„Wir sind auf Krisen- und Katastrophenszenarien gut vorbereitet“
Rund drei Monate prägte Corona den Alltag des Roten Kreuzes. Im Interview erzählt Walter Aichinger, Präsident der oberösterreichischen Landesorganisation, welche Erkenntnisse die Pandemie brachte.
Die Corona-Pandemie ist längst noch nicht ausgestanden, derzeit steigen die Fallzahlen wieder leicht an. Wie schätzen Sie die aktuelle Lage ein?
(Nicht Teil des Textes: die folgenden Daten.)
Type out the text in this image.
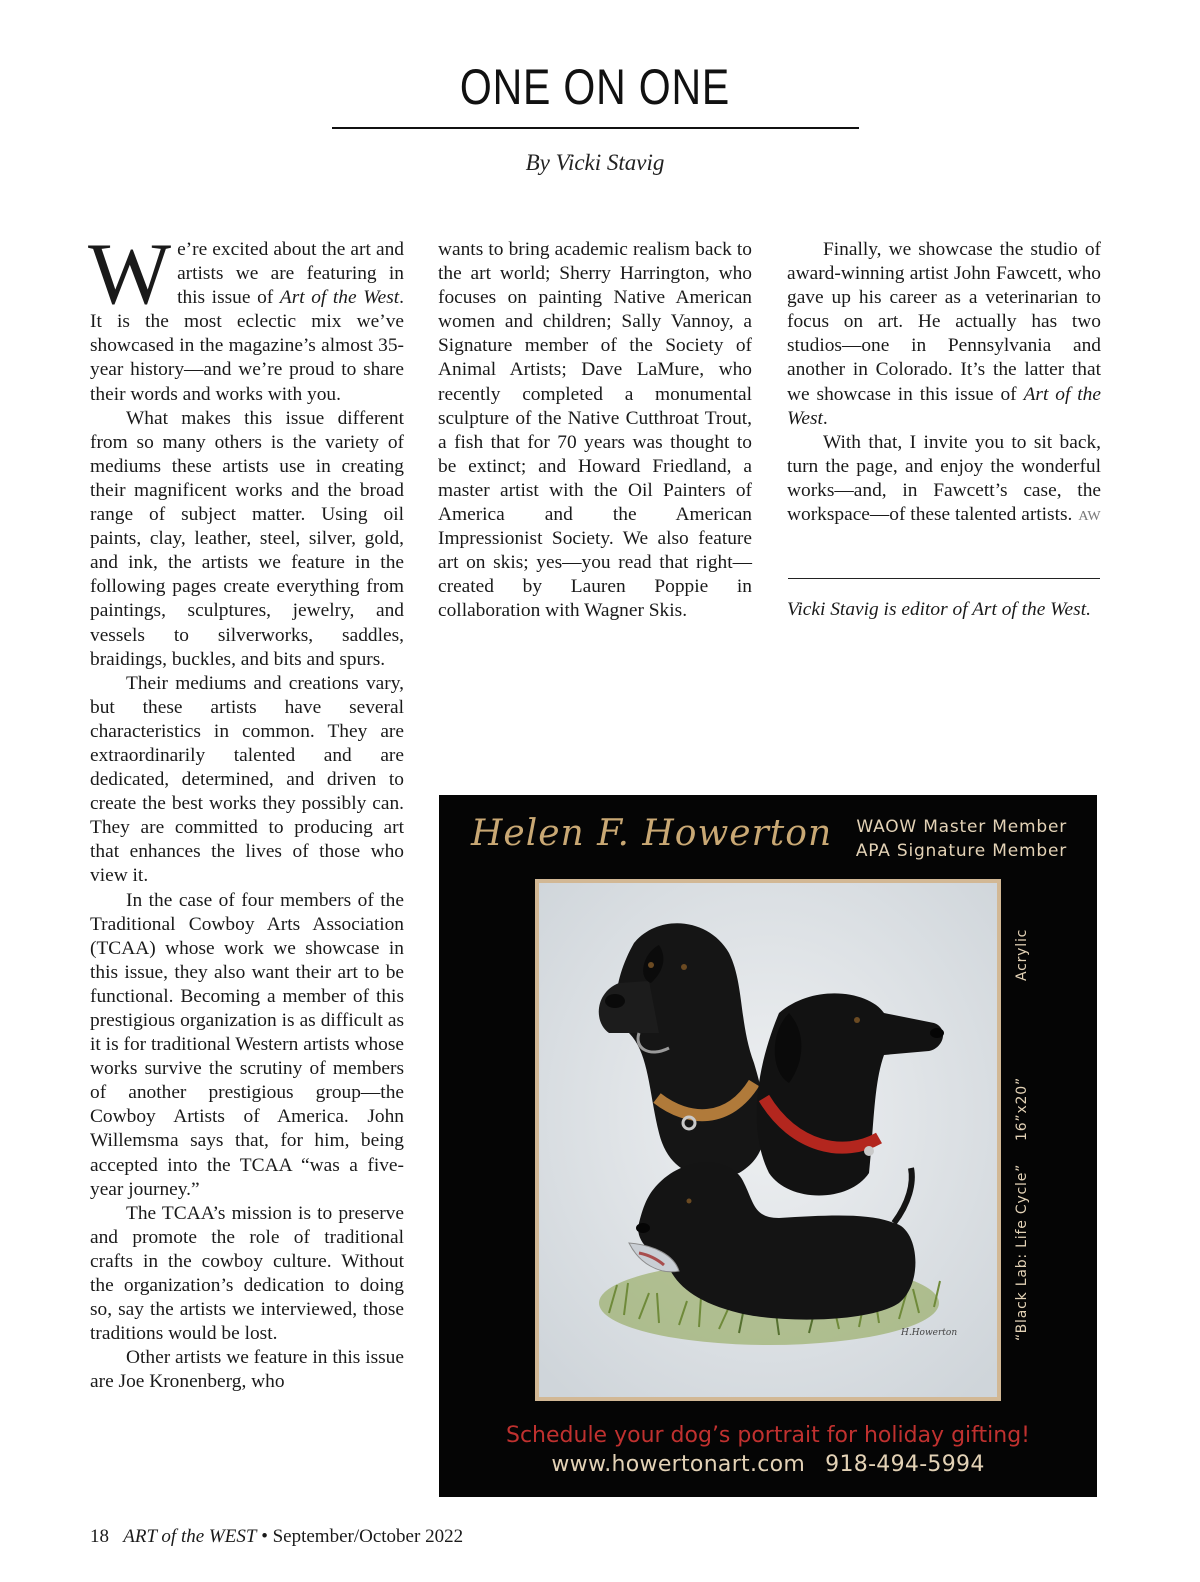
ONE ON ONE
By Vicki Stavig

We’re excited about the art and artists we are featuring in this issue of Art of the West. It is the most eclectic mix we’ve showcased in the magazine’s almost 35-year history—and we’re proud to share their words and works with you.

What makes this issue different from so many others is the variety of mediums these artists use in creating their magnificent works and the broad range of subject matter. Using oil paints, clay, leather, steel, silver, gold, and ink, the artists we feature in the following pages create everything from paintings, sculptures, jewelry, and vessels to silverworks, saddles, braidings, buckles, and bits and spurs.

Their mediums and creations vary, but these artists have several characteristics in common. They are extraordinarily talented and are dedicated, determined, and driven to create the best works they possibly can. They are committed to producing art that enhances the lives of those who view it.

In the case of four members of the Traditional Cowboy Arts Association (TCAA) whose work we showcase in this issue, they also want their art to be functional. Becoming a member of this prestigious organization is as difficult as it is for traditional Western artists whose works survive the scrutiny of members of another prestigious group—the Cowboy Artists of America. John Willemsma says that, for him, being accepted into the TCAA “was a five-year journey.”

The TCAA’s mission is to preserve and promote the role of traditional crafts in the cowboy culture. Without the organization’s dedication to doing so, say the artists we interviewed, those traditions would be lost.

Other artists we feature in this issue are Joe Kronenberg, who

wants to bring academic realism back to the art world; Sherry Harrington, who focuses on painting Native American women and children; Sally Vannoy, a Signature member of the Society of Animal Artists; Dave LaMure, who recently completed a monumental sculpture of the Native Cutthroat Trout, a fish that for 70 years was thought to be extinct; and Howard Friedland, a master artist with the Oil Painters of America and the American Impressionist Society. We also feature art on skis; yes—you read that right—created by Lauren Poppie in collaboration with Wagner Skis.

Finally, we showcase the studio of award-winning artist John Fawcett, who gave up his career as a veterinarian to focus on art. He actually has two studios—one in Pennsylvania and another in Colorado. It’s the latter that we showcase in this issue of Art of the West.

With that, I invite you to sit back, turn the page, and enjoy the wonderful works—and, in Fawcett’s case, the workspace—of these talented artists. AW

Vicki Stavig is editor of Art of the West.
Helen F. Howerton WAOW Master Member
APA Signature Member
H.Howerton	“Black Lab: Life Cycle”
16”x20”
Acrylic
Schedule your dog’s portrait for holiday gifting!
www.howertonart.com 918-494-5994
18 ART of the WEST • September/October 2022
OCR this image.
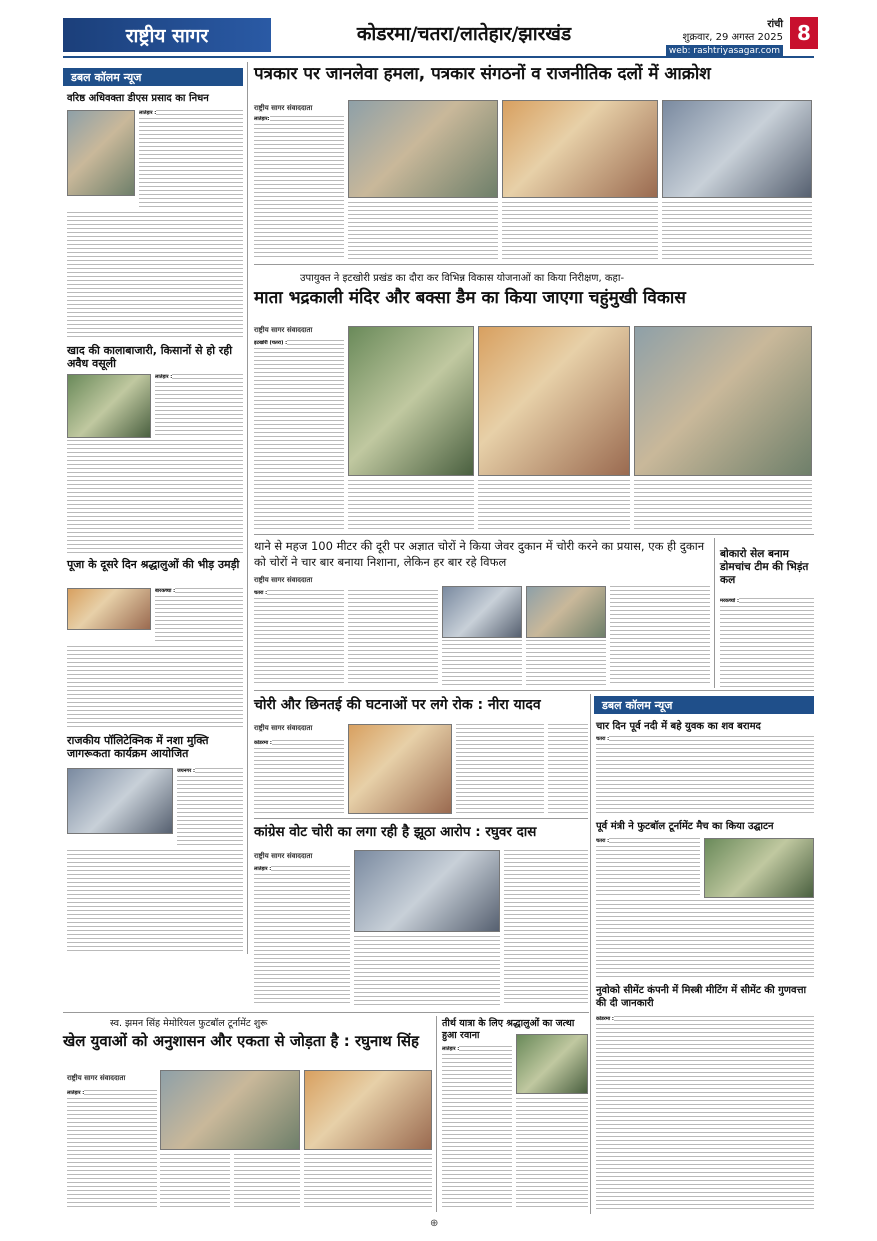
राष्ट्रीय सागर	कोडरमा/चतरा/लातेहार/झारखंड	रांची
शुक्रवार, 29 अगस्त 2025
web: rashtriyasagar.com
8
डबल कॉलम न्यूज
वरिष्ठ अधिवक्ता डीएस प्रसाद का निधन
लातेहार :
खाद की कालाबाजारी, किसानों से हो रही अवैध वसूली
लातेहार :
पूजा के दूसरे दिन श्रद्धालुओं की भीड़ उमड़ी
बारकच्चा :
राजकीय पॉलिटेक्निक में नशा मुक्ति जागरूकता कार्यक्रम आयोजित
जयनगर :
पत्रकार पर जानलेवा हमला, पत्रकार संगठनों व राजनीतिक दलों में आक्रोश
राष्ट्रीय सागर संवाददाता
लातेहार:
उपायुक्त ने इटखोरी प्रखंड का दौरा कर विभिन्न विकास योजनाओं का किया निरीक्षण, कहा-
माता भद्रकाली मंदिर और बक्सा डैम का किया जाएगा चहुंमुखी विकास
राष्ट्रीय सागर संवाददाता
इटखोरी (चतरा) :
थाने से महज 100 मीटर की दूरी पर अज्ञात चोरों ने किया जेवर दुकान में चोरी करने का प्रयास, एक ही दुकान को चोरों ने चार बार बनाया निशाना, लेकिन हर बार रहे विफल
राष्ट्रीय सागर संवाददाता
चतरा :
बोकारो सेल बनाम डोमचांच टीम की भिड़ंत कल
मरकच्चो :
चोरी और छिनतई की घटनाओं पर लगे रोक : नीरा यादव
राष्ट्रीय सागर संवाददाता
कोडरमा :
डबल कॉलम न्यूज
चार दिन पूर्व नदी में बहे युवक का शव बरामद
चतरा :
पूर्व मंत्री ने फुटबॉल टूर्नामेंट मैच का किया उद्घाटन
चतरा :
नुवोको सीमेंट कंपनी में मिस्त्री मीटिंग में सीमेंट की गुणवत्ता की दी जानकारी
कोडरमा :
कांग्रेस वोट चोरी का लगा रही है झूठा आरोप : रघुवर दास
राष्ट्रीय सागर संवाददाता
लातेहार :
स्व. झमन सिंह मेमोरियल फुटबॉल टूर्नामेंट शुरू
खेल युवाओं को अनुशासन और एकता से जोड़ता है : रघुनाथ सिंह
राष्ट्रीय सागर संवाददाता
लातेहार :
तीर्थ यात्रा के लिए श्रद्धालुओं का जत्था हुआ रवाना
लातेहार :
⊕
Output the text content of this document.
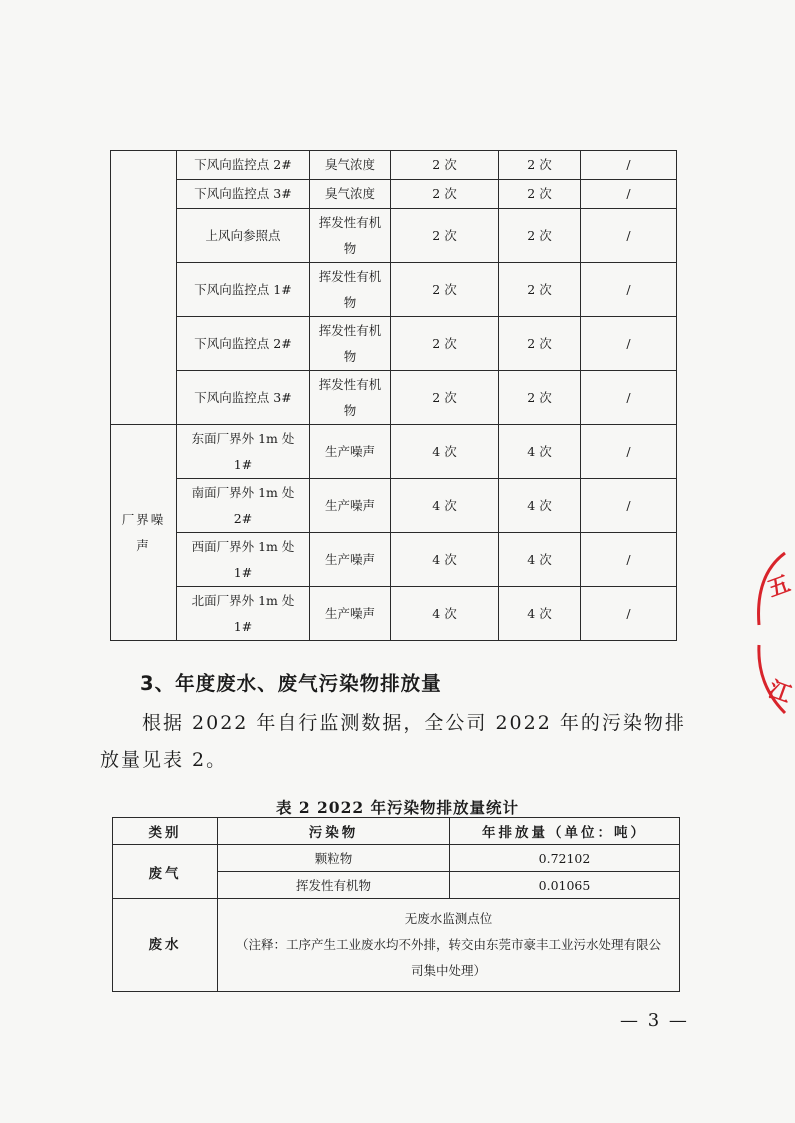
	下风向监控点 2#	臭气浓度	2 次	2 次	/
	下风向监控点 3#	臭气浓度	2 次	2 次	/
	上风向参照点	挥发性有机物	2 次	2 次	/
	下风向监控点 1#	挥发性有机物	2 次	2 次	/
	下风向监控点 2#	挥发性有机物	2 次	2 次	/
	下风向监控点 3#	挥发性有机物	2 次	2 次	/
厂界噪声	东面厂界外 1m 处 1#	生产噪声	4 次	4 次	/
	南面厂界外 1m 处 2#	生产噪声	4 次	4 次	/
	西面厂界外 1m 处 1#	生产噪声	4 次	4 次	/
	北面厂界外 1m 处 1#	生产噪声	4 次	4 次	/
3、年度废水、废气污染物排放量

根据 2022 年自行监测数据，全公司 2022 年的污染物排放量见表 2。

表 2 2022 年污染物排放量统计
类别	污染物	年排放量（单位：吨）
废气	颗粒物	0.72102
	挥发性有机物	0.01065
废水	无废水监测点位
（注释：工序产生工业废水均不外排，转交由东莞市豪丰工业污水处理有限公司集中处理）	
— 3 —
五
江
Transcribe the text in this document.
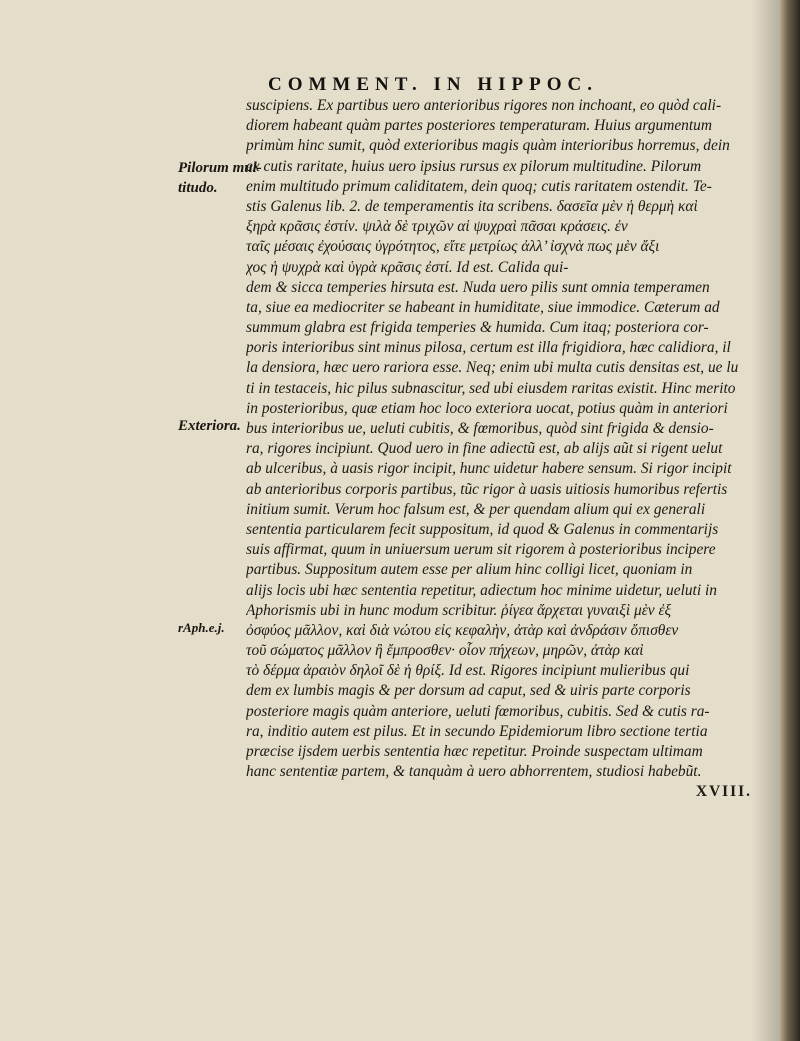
COMMENT. IN HIPPOC.
Pilorum mul-
titudo.
Exteriora.
rAph.e.j.
suscipiens. Ex partibus uero anterioribus rigores non inchoant, eo quòd cali-
diorem habeant quàm partes posteriores temperaturam. Huius argumentum
primùm hinc sumit, quòd exterioribus magis quàm interioribus horremus, dein
ex cutis raritate, huius uero ipsius rursus ex pilorum multitudine. Pilorum
enim multitudo primum caliditatem, dein quoq; cutis raritatem ostendit. Te-
stis Galenus lib. 2. de temperamentis ita scribens. δασεῖα μὲν ἡ θερμὴ καὶ
ξηρὰ κρᾶσις ἐστίν. ψιλὰ δὲ τριχῶν αἱ ψυχραὶ πᾶσαι κράσεις. ἐν
ταῖς μέσαις ἐχούσαις ὑγρότητος, εἴτε μετρίως ἀλλ’ ἰσχνὰ πως μὲν ἄξι
χος ἡ ψυχρὰ καὶ ὑγρὰ κρᾶσις ἐστί. Id est. Calida qui-
dem & sicca temperies hirsuta est. Nuda uero pilis sunt omnia temperamen
ta, siue ea mediocriter se habeant in humiditate, siue immodice. Cæterum ad
summum glabra est frigida temperies & humida. Cum itaq; posteriora cor-
poris interioribus sint minus pilosa, certum est illa frigidiora, hæc calidiora, il
la densiora, hæc uero rariora esse. Neq; enim ubi multa cutis densitas est, ue lu
ti in testaceis, hic pilus subnascitur, sed ubi eiusdem raritas existit. Hinc merito
in posterioribus, quæ etiam hoc loco exteriora uocat, potius quàm in anteriori
bus interioribus ue, ueluti cubitis, & fœmoribus, quòd sint frigida & densio-
ra, rigores incipiunt. Quod uero in fine adiectũ est, ab alijs aũt si rigent uelut
ab ulceribus, à uasis rigor incipit, hunc uidetur habere sensum. Si rigor incipit
ab anterioribus corporis partibus, tũc rigor à uasis uitiosis humoribus refertis
initium sumit. Verum hoc falsum est, & per quendam alium qui ex generali
sententia particularem fecit suppositum, id quod & Galenus in commentarijs
suis affirmat, quum in uniuersum uerum sit rigorem à posterioribus incipere
partibus. Suppositum autem esse per alium hinc colligi licet, quoniam in
alijs locis ubi hæc sententia repetitur, adiectum hoc minime uidetur, ueluti in
Aphorismis ubi in hunc modum scribitur. ῥίγεα ἄρχεται γυναιξὶ μὲν ἐξ
ὀσφύος μᾶλλον, καὶ διὰ νώτου εἰς κεφαλὴν, ἀτὰρ καὶ ἀνδράσιν ὄπισθεν
τοῦ σώματος μᾶλλον ἢ ἔμπροσθεν· οἷον πήχεων, μηρῶν, ἀτὰρ καὶ
τὸ δέρμα ἀραιὸν δηλοῖ δὲ ἡ θρίξ. Id est. Rigores incipiunt mulieribus qui
dem ex lumbis magis & per dorsum ad caput, sed & uiris parte corporis
posteriore magis quàm anteriore, ueluti fœmoribus, cubitis. Sed & cutis ra-
ra, inditio autem est pilus. Et in secundo Epidemiorum libro sectione tertia
præcise ijsdem uerbis sententia hæc repetitur. Proinde suspectam ultimam
hanc sententiæ partem, & tanquàm à uero abhorrentem, studiosi habebũt.
XVIII.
Walter Aichinger: Die momentan leicht steigenden Fallzahlen in Österreich sind sicherlich auf die Lockerung der Präventionsmaßnahmen wie der Maskenpflicht zurückzuführen. Eine zweite Welle kann natürlich jederzeit möglich sein.
Wann wurde Ihnen klar, dass das Coronavirus auch in Österreich viele Menschen krank machen wird?
Ich habe natürlich den Vorteil, dass ich bis zu meinem Ruhestand Primar für Mikrobiologie und Hygiene im Klinikum Wels-Grieskirchen war. Daher konnte ich die Informationen, die aus Italien, Frankreich und Spanien kamen, anders bewerten. Ein Grund auch, warum das OÖ. Rote Kreuz bereits am 26. Februar mit dem Stabsbetrieb startete. Ab diesem Zeitpunkt hatten wir sowohl auf der Landesebene als auch auf der Bezirksebene definierte Mitarbeitergruppen, die rund um die Uhr im Einsatz waren, ohne dass es zu Abweichungen oder Verzögerungen in den anderen Bereichen kam.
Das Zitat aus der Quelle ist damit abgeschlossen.